The Treasury Department released a highly anticipated second set of proposed regulations April 17 providing guidance on Opportunity Zone provisions . The guidance provides more flexibility in structuring Opportunity Zone investments and greater clarity on several issues impacting real estate development, affordable housing, and economic development.


Updates:


- Clarify that the original use of tangible property commences on the date such property is placed in service for purposes of depreciation or amortization, and that property previously placed in service within an Opportunity Zone may be disregarded for purposes of the original use requirement if the property has not been utilized or has been vacant for at least five years prior to purchase.

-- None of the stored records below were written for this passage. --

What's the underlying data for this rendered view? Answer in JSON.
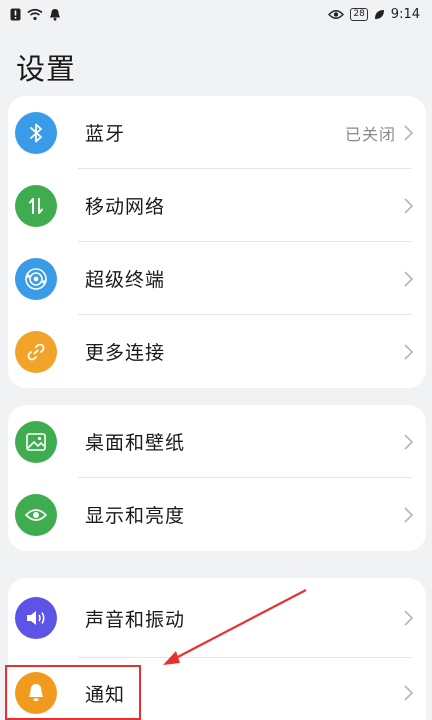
{
  "status_bar": {
    "battery": "28",
    "time": "9:14",
    "icons": [
      "alert-icon",
      "wifi-icon",
      "notification-bell-icon",
      "eye-icon",
      "battery-icon",
      "leaf-icon"
    ]
  },
  "page": {
    "title": "设置"
  },
  "groups": [
    {
      "items": [
        {
          "label": "蓝牙",
          "status": "已关闭",
          "icon": "bluetooth-icon",
          "color": "#3a9ce8"
        },
        {
          "label": "移动网络",
          "status": "",
          "icon": "mobile-network-icon",
          "color": "#3fad4f"
        },
        {
          "label": "超级终端",
          "status": "",
          "icon": "super-device-icon",
          "color": "#3a9ce8"
        },
        {
          "label": "更多连接",
          "status": "",
          "icon": "link-icon",
          "color": "#f2a32a"
        }
      ]
    },
    {
      "items": [
        {
          "label": "桌面和壁纸",
          "status": "",
          "icon": "wallpaper-icon",
          "color": "#3fad4f"
        },
        {
          "label": "显示和亮度",
          "status": "",
          "icon": "eye-icon",
          "color": "#3fad4f"
        }
      ]
    },
    {
      "items": [
        {
          "label": "声音和振动",
          "status": "",
          "icon": "speaker-icon",
          "color": "#5b54e4"
        },
        {
          "label": "通知",
          "status": "",
          "icon": "bell-icon",
          "color": "#f29a1d"
        }
      ]
    }
  ],
  "annotation": {
    "color": "#e8312e"
  }
}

- Clarify that the original use requirement is not applicable to land whether improved or unimproved — and that land does not need to be substantially improved.


- Provide significant new guidance for operating businesses in Opportunity Zones, including additional detail on the requirement that at least 50 percent of the gross income of a qualified Opportunity Zone business is derived from the active conduct of a trade or business in the Opportunity Zone.


- Provides three safe harbors and a facts-and-circumstances test for determining whether an entity meets the 50-percent test.


- Details on transactions that may trigger the inclusion of gain that a taxpayer has elected to defer and the timing and amount of such gain, guidance on the treatment of leased property used by an Opportunity Zone business, and rules on the reasonable period for an Opportunity Fund to reinvest proceeds from the sale of qualifying assets without penalty.